The disk assembly phase also creates persistent bind-source directories on the ONIX-PERSIST partition:

/persist/home
/persist/nix

and ensures the root filesystem has the bind target:

/nix

That matches the default fstab lines:

/persist/home       /home     none  bind
/persist/nix        /nix      none  bind

What Phase 205 verifies

make phase 205 verifies:

  • Phase 204 contract still passes
  • GPT partition names are correct
  • filesystem labels are correct
  • filesystem types are correct
  • /usr/lib/os-release exists in the root filesystem
  • copied files are root-owned inside the image
  • /tmp is still mode 1777
  • /etc/fstab still refers to the planned labels
  • /persist/home, /persist/nix, and /nix exist
  • no EFI loader exists yet

The last check is intentional.
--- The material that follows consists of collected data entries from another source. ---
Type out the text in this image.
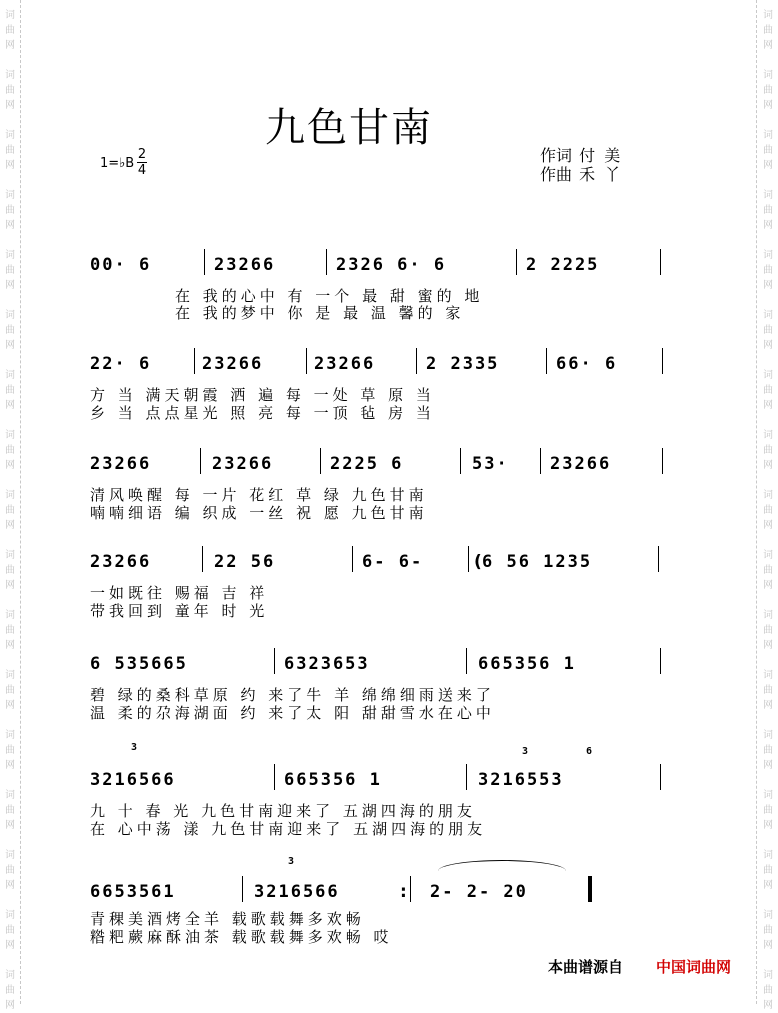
词
曲
网
词
曲
网
词
曲
网
词
曲
网
词
曲
网
词
曲
网
词
曲
网
词
曲
网
词
曲
网
词
曲
网
词
曲
网
词
曲
网
词
曲
网
词
曲
网
词
曲
网
词
曲
网
词
曲
网
词
曲
网
词
曲
网
词
曲
网
词
曲
网
词
曲
网
词
曲
网
词
曲
网
词
曲
网
词
曲
网
词
曲
网
词
曲
网
词
曲
网
词
曲
网
词
曲
网
词
曲
网
词
曲
网
词
曲
网
九色甘南
1=♭B
2
4
作词 付 美
作曲 禾 丫
00· 6	23266	2326 6· 6	2 2225
在 我的心中 有 一个 最 甜 蜜的 地
在 我的梦中 你 是 最 温 馨的 家
22· 6	23266	23266	2 2335	66· 6
方 当 满天朝霞 洒 遍 每 一处 草 原 当
乡 当 点点星光 照 亮 每 一顶 毡 房 当
23266	23266	2225 6	53· 23266
清风唤醒 每 一片 花红 草 绿 九色甘南
喃喃细语 编 织成 一丝 祝 愿 九色甘南
23266	22 56	6- 6-	( 6 56 1235
一如既往 赐福 吉 祥
带我回到 童年 时 光
6 535665	6323653	665356 1
碧 绿的桑科草原 约 来了牛 羊 绵绵细雨送来了
温 柔的尕海湖面 约 来了太 阳 甜甜雪水在心中
3	3	6
3216566	665356 1	3216553
九 十 春 光 九色甘南迎来了 五湖四海的朋友
在 心中荡 漾 九色甘南迎来了 五湖四海的朋友
3
6653561	3216566	: 2- 2- 20
青稞美酒烤全羊 载歌载舞多欢畅
糌粑蕨麻酥油茶 载歌载舞多欢畅 哎
本曲谱源自 中国词曲网
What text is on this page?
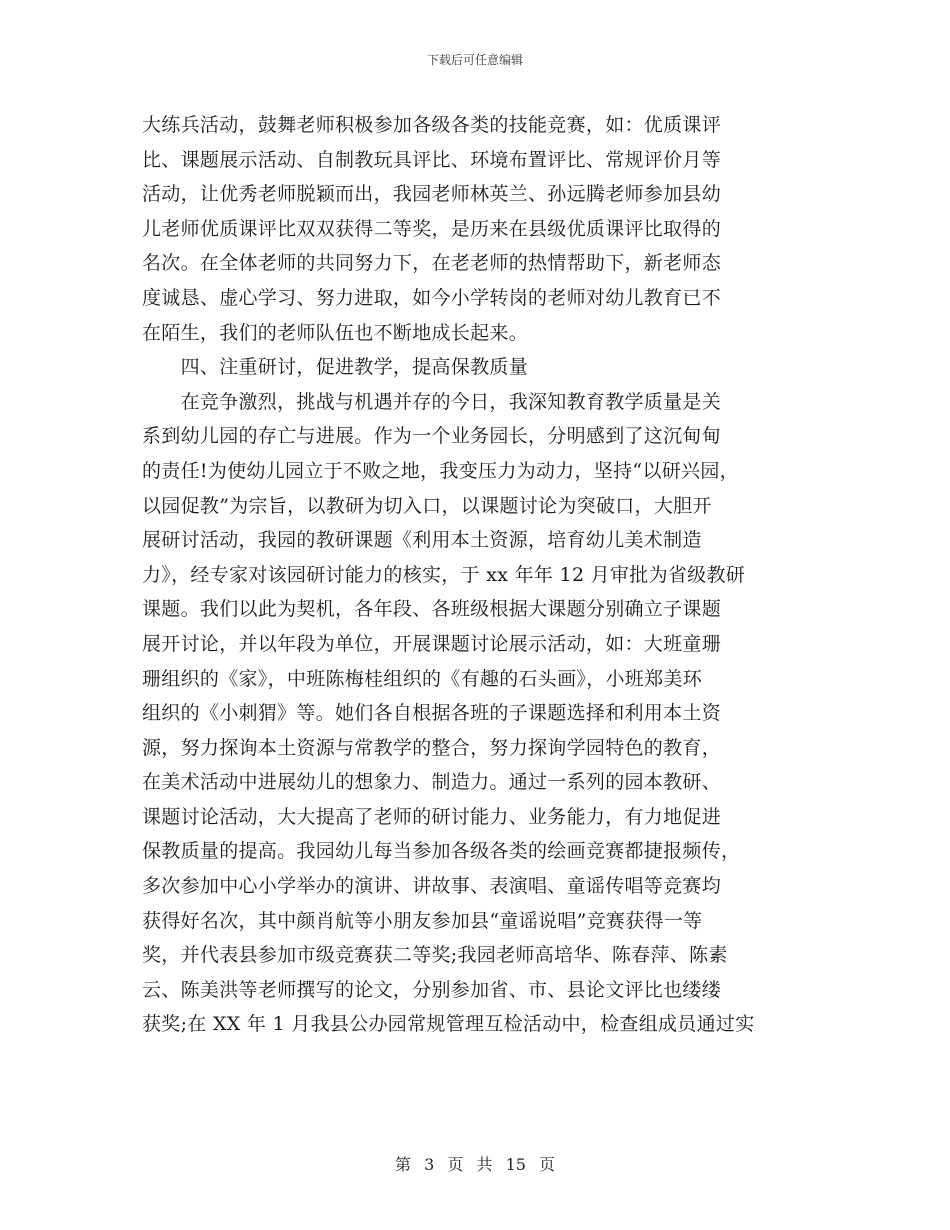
下载后可任意编辑
大练兵活动，鼓舞老师积极参加各级各类的技能竞赛，如：优质课评
比、课题展示活动、自制教玩具评比、环境布置评比、常规评价月等
活动，让优秀老师脱颖而出，我园老师林英兰、孙远腾老师参加县幼
儿老师优质课评比双双获得二等奖，是历来在县级优质课评比取得的
名次。在全体老师的共同努力下，在老老师的热情帮助下，新老师态
度诚恳、虚心学习、努力进取，如今小学转岗的老师对幼儿教育已不
在陌生，我们的老师队伍也不断地成长起来。
　　四、注重研讨，促进教学，提高保教质量
　　在竞争激烈，挑战与机遇并存的今日，我深知教育教学质量是关
系到幼儿园的存亡与进展。作为一个业务园长，分明感到了这沉甸甸
的责任!为使幼儿园立于不败之地，我变压力为动力，坚持“以研兴园，
以园促教”为宗旨，以教研为切入口，以课题讨论为突破口，大胆开
展研讨活动，我园的教研课题《利用本土资源，培育幼儿美术制造
力》，经专家对该园研讨能力的核实，于 xx 年年 12 月审批为省级教研
课题。我们以此为契机，各年段、各班级根据大课题分别确立子课题
展开讨论，并以年段为单位，开展课题讨论展示活动，如：大班童珊
珊组织的《家》，中班陈梅桂组织的《有趣的石头画》，小班郑美环
组织的《小刺猬》等。她们各自根据各班的子课题选择和利用本土资
源，努力探询本土资源与常教学的整合，努力探询学园特色的教育，
在美术活动中进展幼儿的想象力、制造力。通过一系列的园本教研、
课题讨论活动，大大提高了老师的研讨能力、业务能力，有力地促进
保教质量的提高。我园幼儿每当参加各级各类的绘画竞赛都捷报频传，
多次参加中心小学举办的演讲、讲故事、表演唱、童谣传唱等竞赛均
获得好名次，其中颜肖航等小朋友参加县“童谣说唱”竞赛获得一等
奖，并代表县参加市级竞赛获二等奖;我园老师高培华、陈春萍、陈素
云、陈美洪等老师撰写的论文，分别参加省、市、县论文评比也缕缕
获奖;在 XX 年 1 月我县公办园常规管理互检活动中，检查组成员通过实
第 3 页 共 15 页
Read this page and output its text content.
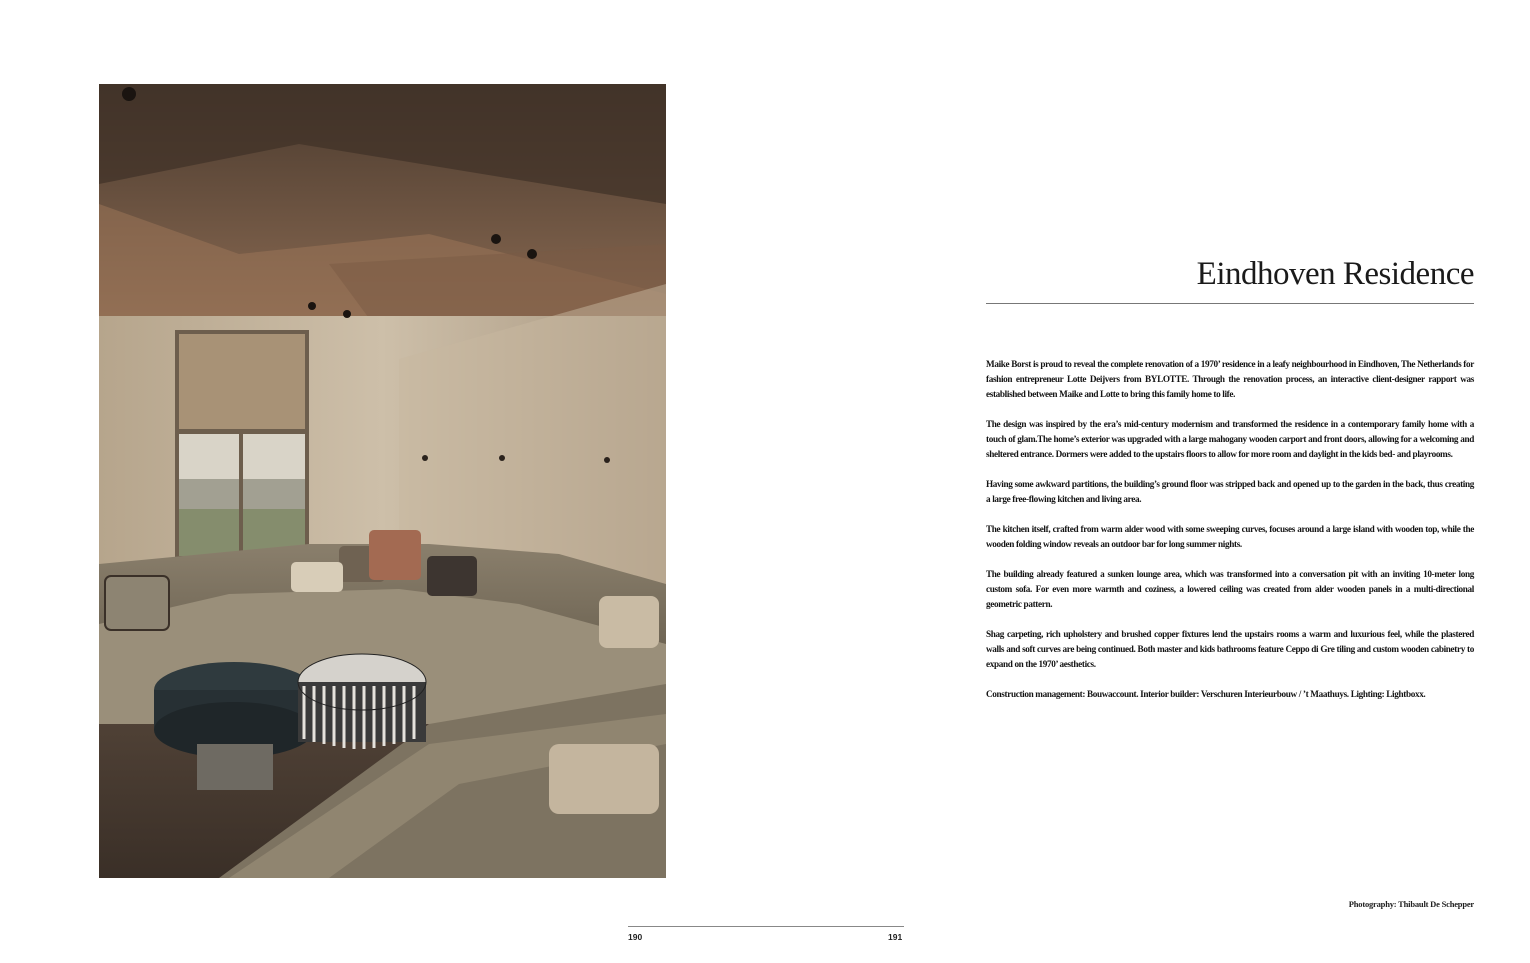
Eindhoven Residence

Maike Borst is proud to reveal the complete renovation of a 1970’ residence in a leafy neighbourhood in Eindhoven, The Netherlands for fashion entrepreneur Lotte Deijvers from BYLOTTE. Through the renovation process, an interactive client-designer rapport was established between Maike and Lotte to bring this family home to life.

The design was inspired by the era’s mid-century modernism and transformed the residence in a contemporary family home with a touch of glam.The home’s exterior was upgraded with a large mahogany wooden carport and front doors, allowing for a welcoming and sheltered entrance. Dormers were added to the upstairs floors to allow for more room and daylight in the kids bed- and playrooms.

Having some awkward partitions, the building’s ground floor was stripped back and opened up to the garden in the back, thus creating a large free-flowing kitchen and living area.

The kitchen itself, crafted from warm alder wood with some sweeping curves, focuses around a large island with wooden top, while the wooden folding window reveals an outdoor bar for long summer nights.

The building already featured a sunken lounge area, which was transformed into a conversation pit with an inviting 10-meter long custom sofa. For even more warmth and coziness, a lowered ceiling was created from alder wooden panels in a multi-directional geometric pattern.

Shag carpeting, rich upholstery and brushed copper fixtures lend the upstairs rooms a warm and luxurious feel, while the plastered walls and soft curves are being continued. Both master and kids bathrooms feature Ceppo di Gre tiling and custom wooden cabinetry to expand on the 1970’ aesthetics.

Construction management: Bouwaccount. Interior builder: Verschuren Interieurbouw / ’t Maathuys. Lighting: Lightboxx.

Photography: Thibault De Schepper
190	191
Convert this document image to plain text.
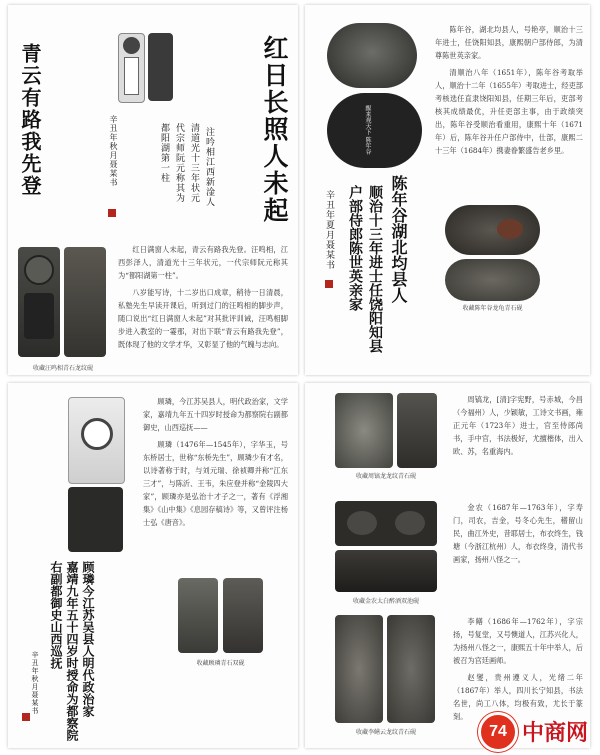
红日长照人未起
青云有路我先登	注吟相江西新淦人
清道光十三年状元
代宗师阮元称其为
都阳湖第一柱
辛丑年秋月聂某书
收藏汪鸣相青石龙纹砚

红日满窗人未起，青云有路我先登。汪鸣相，江西彭泽人，清道光十三年状元，一代宗师阮元称其为“都阳湖第一柱”。

八岁能写诗，十二岁出口成章，稍待一日清晨，私塾先生早读开课后，听到过门的汪鸣相的脚步声，随口说出“红日满窗人未起”对其批评训诫，汪鸣相脚步进入教室的一霎那，对出下联“青云有路我先登”，既体现了他的文学才华，又彰显了他的气魄与志向。

醒来观天下 陈年谷

陈年谷，湖北均县人，号艳亭，顺治十三年进士，任饶阳知县，康熙朝户部侍郎，为清尊陈世英亲家。

清顺治八年（1651年），陈年谷考取举人，顺治十二年（1655年）考取进士，经吏部考核选任直隶饶阳知县，任期三年后，吏部考核其成绩最优，升任吏部主事，由于政绩突出，陈年谷受顺治看重用，康熙十年（1671年）后，陈年谷升任户部侍中，仕部，康熙二十三年（1684年）携妻眷繁盛告老乡里。

陈年谷湖北均县人
顺治十三年进士任饶阳知县
户部侍郎陈世英亲家
辛丑年夏月聂某书
收藏陈年谷龙龟青石砚

顾璘，今江苏吴县人，明代政治家，文学家，嘉靖九年五十四岁时授命为都察院右副都御史，山西巡抚——

顾璘（1476年—1545年），字华玉，号东桥居士，世称“东桥先生”，顾璘少有才名，以诗著称于时，与刘元瑞、徐祯卿并称“江东三才”，与陈沂、王韦，朱应登并称“金陵四大家”，顾璘亦是弘治十才子之一，著有《浮湘集》《山中集》《息园存稿诗》等，又曾评注杨士弘《唐音》。

顾璘今江苏吴县人明代政治家
嘉靖九年五十四岁时授命为都察院
右副都御史山西巡抚
辛丑年秋月聂某书	收藏顾璘青石双砚
收藏周镐龙龙纹青石砚

周镐龙，[清]字宪野，号赤城，今昌（今福州）人，少颖敏，工诗文书画，雍正元年（1723年）进士，官至侍郎尚书，手中官，书法极好，尤擅楷体，出入欧、苏，名重海内。

收藏金农太白醉酒双池砚

金农（1687年—1763年），字寿门，司农，吉金，号冬心先生，稽留山民，曲江外史，昔耶居士，布衣终生，钱塘（今浙江杭州）人，布衣终身，清代书画家，扬州八怪之一。

收藏李鳝云龙纹青石砚

李鳝（1686年—1762年），字宗扬，号复堂，又号懊道人，江苏兴化人，为扬州八怪之一，康熙五十年中举人，后被召为宫廷画师。

赵燮，贵州遵义人，光绪二年（1867年）举人，四川长宁知县，书法名世，尚工八体，均极有致，尤长于篆刻。

74 中商网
If Phase 205 finds:

/efi/EFI/BOOT/BOOTX64.EFI

it fails, because that would mean we accidentally started bootloader work too early.

Why Phase 205 is still not bootable

A disk can have a correct root filesystem and still not boot.

To boot, it also needs things like:

kernel
initramfs
init system
bootloader
bootloader entries
kernel command line

Phase 205 avoids all of that on purpose. It proves only:

root tree -> real partitioned disk image

That keeps the debugging surface small. If Phase 205 passes, then a future boot failure is probably in the boot layer, not in the root-tree-copy layer.